Researchers could use mobile money transactions data to study challenges such as fraud or patterns of financial exclusion, but privacy concerns, regulation, and business interests often limit access to such data, constraining progress. Synthetic datasets, generated by computers rather than real-world events, have the potential to fill this gap and contribute novel techniques to detect and reduce fraud and privacy-related risks. Currently, most existing publicly available synthetic datasets are for general financial and bank transactions and are not based on the unique properties of mobile money transactions in SSA, limiting their usefulness.
Because of this, researchers are now aiming to (1) investigate and develop privacy-preserving synthetic data generation techniques for mobile money transactions; (2) develop and demonstrate the utility of privacy-preserving synthetic datasets in the detection of fraud patterns; and (3) study the utility of privacy-preserving synthetic datasets in characterizing financial inclusion and exclusion.
Study Design
This project builds on recent work from the research team investigating synthetic dataset generation for mobile money transactions. They will extend that work by integrating privacy-preserving technologies into synthetic data generation methods, which can then be analyzed for patterns of fraud and/or exclusion.
To ensure insights from synthetic data can translate to real-world datasets, the synthetic data should have similar statistical properties – for example, the distribution of transaction volumes or sizes – as a real sample dataset obtained from an implementing partner organization. Researchers will use a model incorporating a primary agent and clients who can deposit, withdraw, and pay for goods and services or transfer money to other clients. Other entities such as merchants, banks, and fraudulent agents are designed to carry transactions in their capacities as observed from the real mobile money ecosystem. Using existing methods and additional data from the implementing partner, the research team will then analyze synthetic datasets from the platform for patterns of financial exclusion and fraud.
Results & Policy Lessons
Exploring the development and application of privacy-preserving synthetic datasets in Sub-Saharan Africa highlighted that fraudulent activities—like split deposits, refund fraud, and PIN fraud, are prevalent and were effectively simulated in the mobile money transaction simulator (MoMTSim).
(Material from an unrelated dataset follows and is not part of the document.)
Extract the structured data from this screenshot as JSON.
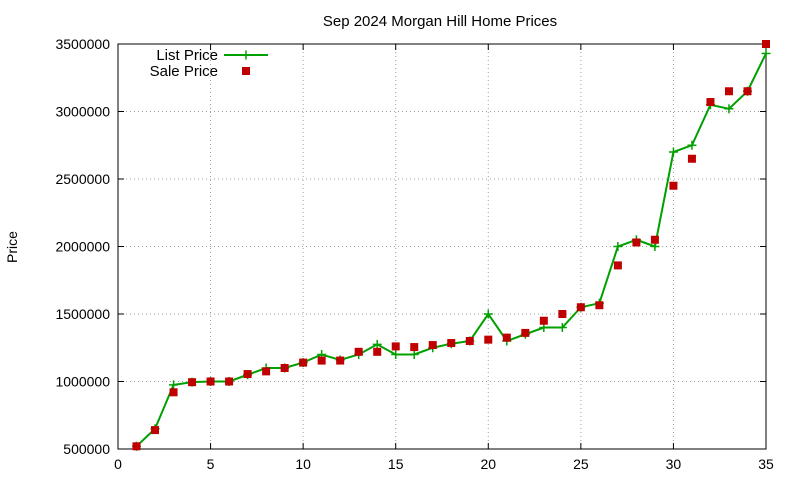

The synthetic datasets produced proved to closely resemble real transaction data, enabling the identification of fraud patterns and improving detection techniques.
The study also demonstrated machine learning models like XGBoost and Decision Trees to show resilience to data degradation caused by privacy measures. The datasets used were useful in analyzing patterns of financial exclusion, offering insights into regional transaction activity and fraud hotspots.
By creating large-scale synthetic datasets and developing tools for financial analytics, this research has significant implications for enhancing data privacy while enabling the study of mobile money systems. This approach could significantly increase access to financial data for a myriad of independent modeling efforts that can collectively advance our cumulative knowledge about digital financial services. This scalable simulation platform positions this study as a foundation for future advancements in secure and inclusive financial services.